Ему дали четверть часа проститься с любым — одним! — человеком, с кем он захочет проститься. Будущий каган был сиротой, его, смазливого, любил весь базар. Его любили все домоправительницы Итиля — и молоденькие, разбитные, и важные, как гусыни, старухи. Но он выбрал одну. Девочку пятнадцати лет. Которая под утро, перед тем как ему, вынувши из раскаленной печи несметные построения роскошных, словно византийские церкви, хлебов, и самому покрывшись возле устья огромной, пышущей жаром печи хрустящей хлебной корочкой, ехать на базар, точнее, идти рядом со своим впряженным в неимоверной величины арбу осликом — вот в это самое время уже год она к нему каждый раз и прибегала.
Хлебный спелый запах, дух, который устало перевозил его ослятек, и будил, можно сказать, весь Итиль.
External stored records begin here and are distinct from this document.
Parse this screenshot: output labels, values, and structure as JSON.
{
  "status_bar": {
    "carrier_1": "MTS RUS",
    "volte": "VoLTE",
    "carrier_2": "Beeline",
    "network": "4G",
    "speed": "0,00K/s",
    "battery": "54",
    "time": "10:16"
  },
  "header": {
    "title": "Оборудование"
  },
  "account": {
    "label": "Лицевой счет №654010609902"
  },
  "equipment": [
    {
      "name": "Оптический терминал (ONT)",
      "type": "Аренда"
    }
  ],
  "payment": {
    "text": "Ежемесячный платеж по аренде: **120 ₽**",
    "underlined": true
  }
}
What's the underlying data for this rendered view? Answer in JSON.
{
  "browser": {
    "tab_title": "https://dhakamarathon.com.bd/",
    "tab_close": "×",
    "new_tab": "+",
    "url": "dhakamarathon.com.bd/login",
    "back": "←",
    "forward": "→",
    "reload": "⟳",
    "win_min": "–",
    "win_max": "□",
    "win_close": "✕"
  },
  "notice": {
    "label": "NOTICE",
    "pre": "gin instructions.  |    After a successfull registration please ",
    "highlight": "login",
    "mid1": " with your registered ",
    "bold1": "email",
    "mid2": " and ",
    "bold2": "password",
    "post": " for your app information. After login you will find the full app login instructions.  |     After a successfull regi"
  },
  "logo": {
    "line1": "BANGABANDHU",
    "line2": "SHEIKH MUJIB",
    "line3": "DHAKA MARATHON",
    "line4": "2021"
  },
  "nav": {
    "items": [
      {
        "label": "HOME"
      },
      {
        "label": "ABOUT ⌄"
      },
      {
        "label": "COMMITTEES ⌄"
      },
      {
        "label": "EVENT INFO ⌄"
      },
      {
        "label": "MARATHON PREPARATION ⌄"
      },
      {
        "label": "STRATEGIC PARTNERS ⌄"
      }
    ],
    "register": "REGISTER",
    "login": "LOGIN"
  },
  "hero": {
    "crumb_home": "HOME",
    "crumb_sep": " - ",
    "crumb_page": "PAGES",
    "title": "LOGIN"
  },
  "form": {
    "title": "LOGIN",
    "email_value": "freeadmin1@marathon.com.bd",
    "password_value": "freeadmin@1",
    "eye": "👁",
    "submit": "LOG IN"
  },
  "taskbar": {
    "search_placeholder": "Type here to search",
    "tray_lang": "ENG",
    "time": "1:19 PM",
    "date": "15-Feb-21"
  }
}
В это время, под утро, ей легче было обмануть свою семью, переселившуюся в Итиль откуда-то с Севера. И, прибегая к нему под утро, она приносила ему ранним телом своим сорванную на бегу благословенную прохладу садов, сквозь которую, пригибаясь, проскальзывала — когда усаживал ее на колени и плотно притискивал лицом, чуткими мутовками грудей, всем остальным к себе, ему казалось, что и ее саму он выкрал, вынул, как утренний хлеб, как самый сокровенный и сладостный плод, из тайного свода этих же роскошных восточных чужих градин.
Русыми, паутинными волосами же, на которых по русскому обычаю красовался узкий, тесный, словно корона, полевой веночек, приносила, будто дым чужих праздников, все попутные и встречные ей запахи — весны.
— Ты — моя самая вкусная булка, — говорил, шептал ей в самое щекотное место, в голосничок, образуемый девичьей тонкой шеей и ключицей. И она откидывала уже коронованную чудесную голову свою и заливалась на весь околоток весенним щекотным смехом.